忽然,我的心脏‘砰!砰!’的一阵压迫般的闷疼传来,我习以为常的翻了个身,趴在床上,咬紧牙关默默的忍受着这种疼痛的感觉。
这几天我已经习惯了痛感忽然而来,只要忍一忍很快就会过去了。
我知道顾璘这些天恐怕日子又不好过了,我能感觉到的疼痛,他会比我持续更长时间,甚至是一直疼着。
我送进他身体的那些灵力大概已经被用的差不多了,以至于让他连屏蔽我对他身体感知的力量都时灵时不灵的。
我有些好奇巫菁菁这段时间又干了什么,快过年了也不消停,闹的让我们都不能好好的。
痛处持续了大约五分钟,依旧没有消失的意思,这就有些异常了,之前的几天都是疼一会儿,很快就过去了。

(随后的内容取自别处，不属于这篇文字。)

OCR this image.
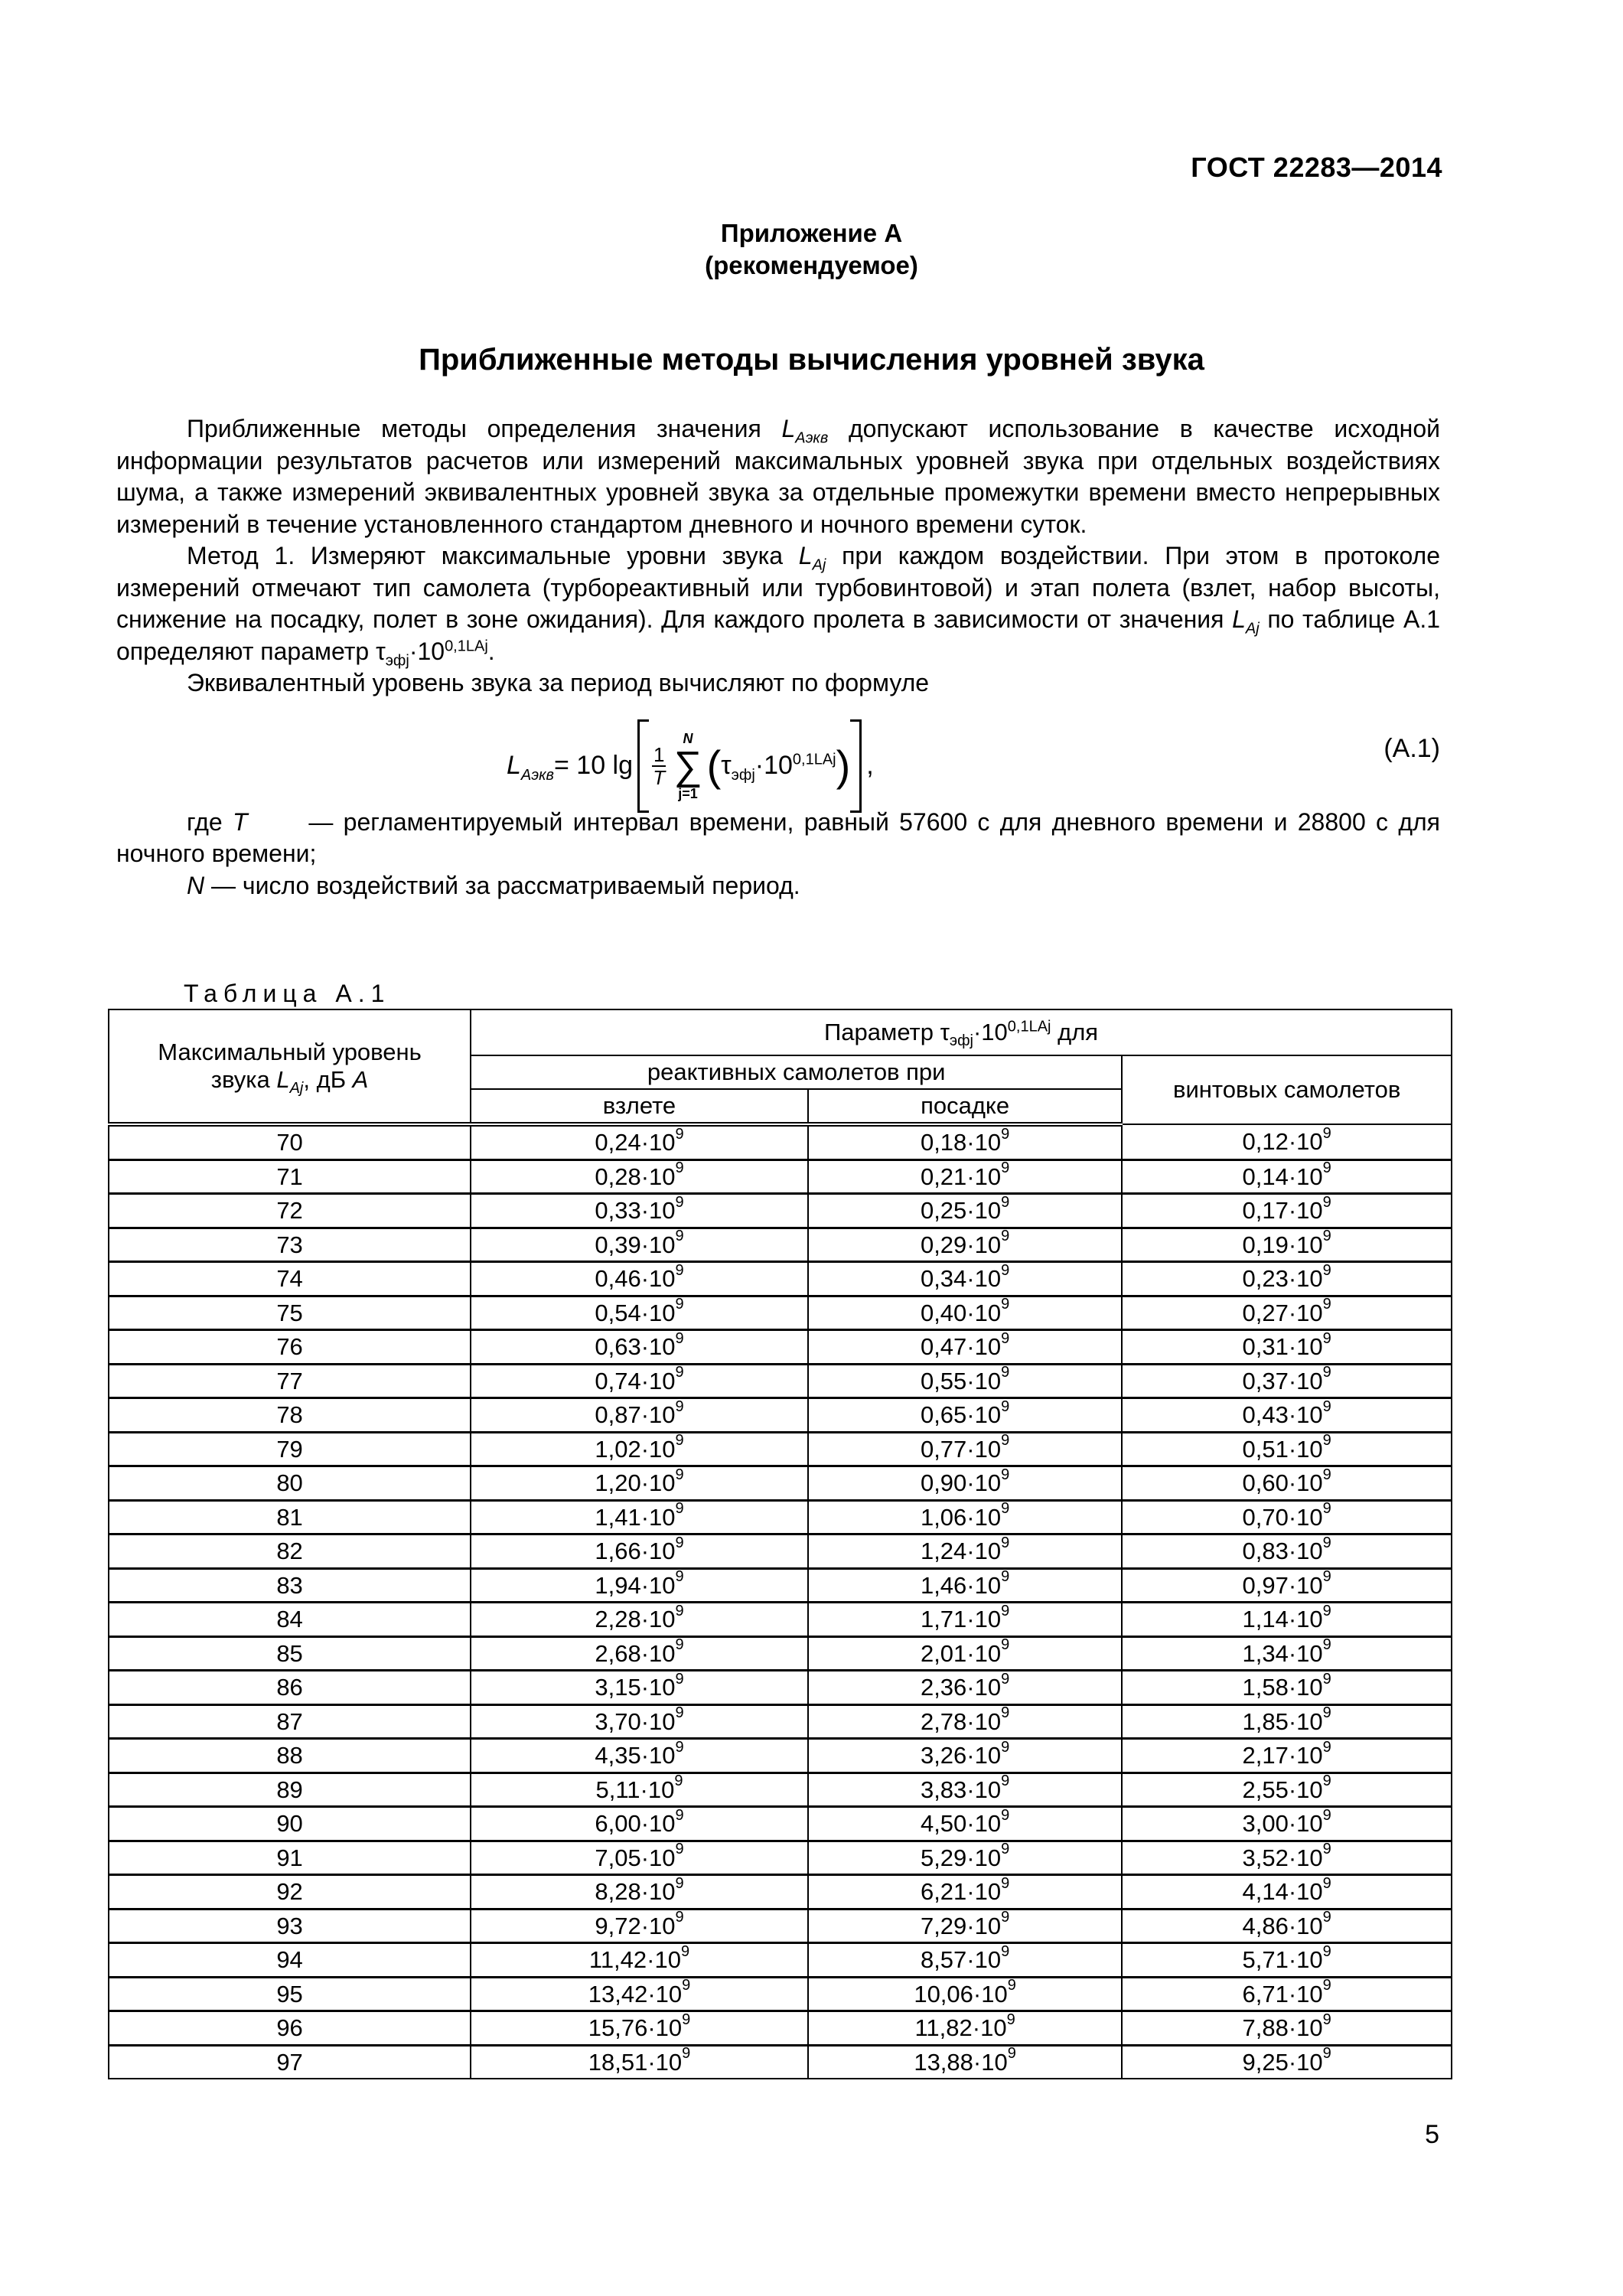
ГОСТ 22283—2014
Приложение А
(рекомендуемое)
Приближенные методы вычисления уровней звука

Приближенные методы определения значения $L_{Aэкв}$ допускают использование в качестве исходной информации результатов расчетов или измерений максимальных уровней звука при отдельных воздействиях шума, а также измерений эквивалентных уровней звука за отдельные промежутки времени вместо непрерывных измерений в течение установленного стандартом дневного и ночного времени суток.

Метод 1. Измеряют максимальные уровни звука $L_{Aj}$ при каждом воздействии. При этом в протоколе измерений отмечают тип самолета (турбореактивный или турбовинтовой) и этап полета (взлет, набор высоты, снижение на посадку, полет в зоне ожидания). Для каждого пролета в зависимости от значения $L_{Aj}$ по таблице А.1 определяют параметр $\tau_{эфj}\cdot 10^{0,1LAj}$.

Эквивалентный уровень звука за период вычисляют по формуле

$L_{Aэкв} = 10$ $\lg \frac{1}{T}$
N
∑
j=1
( $\tau_{эфj}\cdot 10^{0,1LAj}$ ) ,
(А.1)

где T      — регламентируемый интервал времени, равный 57600 с для дневного времени и 28800 с для ночного времени;

N — число воздействий за рассматриваемый период.

Таблица А.1
Максимальный уровень
звука $L_{Aj}$, дБ A	Параметр $\tau_{эфj}\cdot 10^{0,1LAj}$ для		
	реактивных самолетов при		винтовых самолетов
	взлете	посадке	
70	$0,24\cdot 10^9$	$0,18\cdot 10^9$	$0,12\cdot 10^9$
71	$0,28\cdot 10^9$	$0,21\cdot 10^9$	$0,14\cdot 10^9$
72	$0,33\cdot 10^9$	$0,25\cdot 10^9$	$0,17\cdot 10^9$
73	$0,39\cdot 10^9$	$0,29\cdot 10^9$	$0,19\cdot 10^9$
74	$0,46\cdot 10^9$	$0,34\cdot 10^9$	$0,23\cdot 10^9$
75	$0,54\cdot 10^9$	$0,40\cdot 10^9$	$0,27\cdot 10^9$
76	$0,63\cdot 10^9$	$0,47\cdot 10^9$	$0,31\cdot 10^9$
77	$0,74\cdot 10^9$	$0,55\cdot 10^9$	$0,37\cdot 10^9$
78	$0,87\cdot 10^9$	$0,65\cdot 10^9$	$0,43\cdot 10^9$
79	$1,02\cdot 10^9$	$0,77\cdot 10^9$	$0,51\cdot 10^9$
80	$1,20\cdot 10^9$	$0,90\cdot 10^9$	$0,60\cdot 10^9$
81	$1,41\cdot 10^9$	$1,06\cdot 10^9$	$0,70\cdot 10^9$
82	$1,66\cdot 10^9$	$1,24\cdot 10^9$	$0,83\cdot 10^9$
83	$1,94\cdot 10^9$	$1,46\cdot 10^9$	$0,97\cdot 10^9$
84	$2,28\cdot 10^9$	$1,71\cdot 10^9$	$1,14\cdot 10^9$
85	$2,68\cdot 10^9$	$2,01\cdot 10^9$	$1,34\cdot 10^9$
86	$3,15\cdot 10^9$	$2,36\cdot 10^9$	$1,58\cdot 10^9$
87	$3,70\cdot 10^9$	$2,78\cdot 10^9$	$1,85\cdot 10^9$
88	$4,35\cdot 10^9$	$3,26\cdot 10^9$	$2,17\cdot 10^9$
89	$5,11\cdot 10^9$	$3,83\cdot 10^9$	$2,55\cdot 10^9$
90	$6,00\cdot 10^9$	$4,50\cdot 10^9$	$3,00\cdot 10^9$
91	$7,05\cdot 10^9$	$5,29\cdot 10^9$	$3,52\cdot 10^9$
92	$8,28\cdot 10^9$	$6,21\cdot 10^9$	$4,14\cdot 10^9$
93	$9,72\cdot 10^9$	$7,29\cdot 10^9$	$4,86\cdot 10^9$
94	$11,42\cdot 10^9$	$8,57\cdot 10^9$	$5,71\cdot 10^9$
95	$13,42\cdot 10^9$	$10,06\cdot 10^9$	$6,71\cdot 10^9$
96	$15,76\cdot 10^9$	$11,82\cdot 10^9$	$7,88\cdot 10^9$
97	$18,51\cdot 10^9$	$13,88\cdot 10^9$	$9,25\cdot 10^9$
5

最长的一次也不过是大约三分钟,可就是那三分钟时间,疼的我大冬天的全身冷汗。
‘咚、咚、咚……’一阵敲门声之后,我爸的声音从门外响起。
“小灵,你有朋友来家里找你。”
我咬咬牙,忍着痛处,脑子里思绪乱的根本分不出多少精力去应付忽然到来的朋友。
况且,快要过年了,是谁会在这个时间找我?
我艰难的撑着身体起床,面上还要装作若无其事的样子。
我身体的异常不能让我爸发觉,不然以他对我的过度关心,很有可能会在我过生日这一天,带我去医院里面过。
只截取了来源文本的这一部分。